3.670 Progress in treatment of denial is reflected by the offender’s decreased resistance to treatment, decreased defensiveness and denial, and increased accountability for behavior. This progress should be documented by:
The offender’s compliance with the conditions of offense-specific denial treatment
The offender’s verbal disclosures during treatment that document changes in denial
Changes in the offender’s responses on standardized tests
The timely and competent completion of homework and in-session assignments
Te offender’s willingness to schedule and undergo polygraph testing
3.680 Treatment providers and case management teams must establish specific and measurable goals and tasks for offenders in denial. These measurable goals will establish whether offenders have reached the threshold of eligibility for referral to the next phase of offense-specific treatment at the end of six months. It is especially important to document measures of offenders’ acceptance of responsibility for their offenses.
Discussion: In the event that an offender fails to make sufficient progress in the attainment of those goals and is therefore terminated from treatment, documentation is imperative for future revocation proceedings.
Once you have an understanding of the method and analysis of denial by the authorities – you must examine the various level of denial and their impact. Here are those standards:
Level 3: Projections/Strong Avoidance. This level consists of two types of stronger avoidance indicative of developmentally immature defenses such as “splitting.” Offenders at this level do not admit committing the current sexual offense, but may admit to engaging in “less harmful” behaviors, or they may simply say they cannot recall the behavior in question.
Type 7: Denial “Screen.” The offender denies committing the current sexual offense, but admits that otheraspects of his behavior (usually more “acceptable” aspects) were somehow harmful to the victim For example, “I hit her, but I did not rape her.”
Type 8: False Dissociation. The offender claims that he does not remember the offense and therefore cannot admit to committing it. For example, he might state that he was drunk at the time.
Level 4: Primitive Denial/Severe Avoidance.
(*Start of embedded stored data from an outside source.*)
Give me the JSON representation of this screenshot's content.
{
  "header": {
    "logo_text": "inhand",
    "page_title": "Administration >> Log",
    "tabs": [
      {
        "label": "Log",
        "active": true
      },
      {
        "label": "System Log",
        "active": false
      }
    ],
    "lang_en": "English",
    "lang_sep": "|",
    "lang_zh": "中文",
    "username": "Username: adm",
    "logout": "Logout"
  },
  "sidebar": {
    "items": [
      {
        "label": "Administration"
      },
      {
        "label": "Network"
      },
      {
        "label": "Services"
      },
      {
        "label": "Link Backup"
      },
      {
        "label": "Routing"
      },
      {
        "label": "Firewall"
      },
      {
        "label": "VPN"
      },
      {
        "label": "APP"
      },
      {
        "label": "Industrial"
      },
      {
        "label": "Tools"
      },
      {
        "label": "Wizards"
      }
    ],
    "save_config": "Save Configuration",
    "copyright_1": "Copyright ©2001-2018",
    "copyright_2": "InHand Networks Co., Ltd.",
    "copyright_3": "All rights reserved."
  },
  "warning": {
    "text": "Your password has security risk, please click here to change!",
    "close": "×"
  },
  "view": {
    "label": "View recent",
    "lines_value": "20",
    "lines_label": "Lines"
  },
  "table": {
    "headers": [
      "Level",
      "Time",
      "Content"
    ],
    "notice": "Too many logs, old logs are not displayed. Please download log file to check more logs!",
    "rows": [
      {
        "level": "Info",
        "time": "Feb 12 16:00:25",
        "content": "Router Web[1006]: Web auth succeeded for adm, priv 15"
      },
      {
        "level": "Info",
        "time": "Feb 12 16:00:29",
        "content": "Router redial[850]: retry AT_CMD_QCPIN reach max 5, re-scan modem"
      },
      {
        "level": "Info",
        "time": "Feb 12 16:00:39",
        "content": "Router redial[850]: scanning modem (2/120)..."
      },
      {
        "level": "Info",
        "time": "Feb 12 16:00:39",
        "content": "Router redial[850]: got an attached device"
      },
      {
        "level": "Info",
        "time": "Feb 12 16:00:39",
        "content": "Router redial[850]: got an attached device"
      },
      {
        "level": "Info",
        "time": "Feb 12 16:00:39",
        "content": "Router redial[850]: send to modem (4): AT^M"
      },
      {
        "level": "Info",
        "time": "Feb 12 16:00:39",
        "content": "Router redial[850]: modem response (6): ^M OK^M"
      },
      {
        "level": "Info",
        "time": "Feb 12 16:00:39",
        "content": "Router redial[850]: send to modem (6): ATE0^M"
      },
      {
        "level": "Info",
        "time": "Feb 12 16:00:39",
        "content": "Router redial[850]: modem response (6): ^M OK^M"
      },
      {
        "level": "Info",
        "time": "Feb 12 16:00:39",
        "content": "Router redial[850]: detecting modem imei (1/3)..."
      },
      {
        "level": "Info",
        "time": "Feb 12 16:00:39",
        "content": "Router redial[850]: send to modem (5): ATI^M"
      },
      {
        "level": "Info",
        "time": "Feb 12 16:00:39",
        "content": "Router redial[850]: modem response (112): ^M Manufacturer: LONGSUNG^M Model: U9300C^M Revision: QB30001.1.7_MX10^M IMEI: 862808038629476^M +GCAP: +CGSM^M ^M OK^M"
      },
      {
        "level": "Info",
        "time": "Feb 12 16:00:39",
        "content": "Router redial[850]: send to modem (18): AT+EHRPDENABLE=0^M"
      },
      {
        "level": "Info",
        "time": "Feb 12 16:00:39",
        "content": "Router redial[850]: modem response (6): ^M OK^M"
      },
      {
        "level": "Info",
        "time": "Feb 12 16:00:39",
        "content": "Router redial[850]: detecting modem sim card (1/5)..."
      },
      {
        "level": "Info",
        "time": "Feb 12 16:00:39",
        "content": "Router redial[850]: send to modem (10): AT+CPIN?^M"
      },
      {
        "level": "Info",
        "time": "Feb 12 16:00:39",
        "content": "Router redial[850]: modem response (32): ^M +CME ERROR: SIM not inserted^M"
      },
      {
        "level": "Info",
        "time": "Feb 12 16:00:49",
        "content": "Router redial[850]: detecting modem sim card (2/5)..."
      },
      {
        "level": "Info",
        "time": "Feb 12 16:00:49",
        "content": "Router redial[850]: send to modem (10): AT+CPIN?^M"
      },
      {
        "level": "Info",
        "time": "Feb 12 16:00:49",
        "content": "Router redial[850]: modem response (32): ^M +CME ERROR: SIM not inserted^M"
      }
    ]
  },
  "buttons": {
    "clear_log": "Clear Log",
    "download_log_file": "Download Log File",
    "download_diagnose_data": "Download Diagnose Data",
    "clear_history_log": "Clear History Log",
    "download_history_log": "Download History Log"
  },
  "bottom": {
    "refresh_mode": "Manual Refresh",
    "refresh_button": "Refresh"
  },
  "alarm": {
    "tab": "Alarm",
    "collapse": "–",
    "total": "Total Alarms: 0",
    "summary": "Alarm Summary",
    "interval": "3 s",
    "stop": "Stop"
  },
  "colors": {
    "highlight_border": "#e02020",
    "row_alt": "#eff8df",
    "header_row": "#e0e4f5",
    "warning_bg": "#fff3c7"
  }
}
This level consists of four types of denial which reflect severe statement of avoidance indicative of primitive defenses such as very strong “splitting,” full “denial,” and, possibly, “dissociation.” Offenders at this level deny committing the current sexual offense and may refuse to acknowledge responsibility for even remotely similar behaviors. These types of denial are most resistant to change.
Type 9: Current-Incident-Specific Denial. The offender admits committing past sexual offenses, but not the current offense.
Type 10: “Plausible” Denial. The offender denies committing the current offense but is able and willing to accurately describe the harm resulting to a victim of such an offense.
Type 11: Full Denial. The offender denies committing any offense and does not seem willing to acknowledge the harm of such offenses.
Type 12: Pathological Denial. Client denies committing any offense and is excessively hostile, delusional, or defensive.
If the prosecutor has a strong case against a charged individual, and if a plea bargain is an option a client wishes to consider with the advice and analysis of an experienced and effective Colorado Criminal Defense Sex Crimes Lawyer, then a thorough understanding of the expectations of the relevant probation department’s Sex Offender Intensive Probation officers’ tolerance for levels of denial is critical to understanding whether the client should reject all offered plea agreements.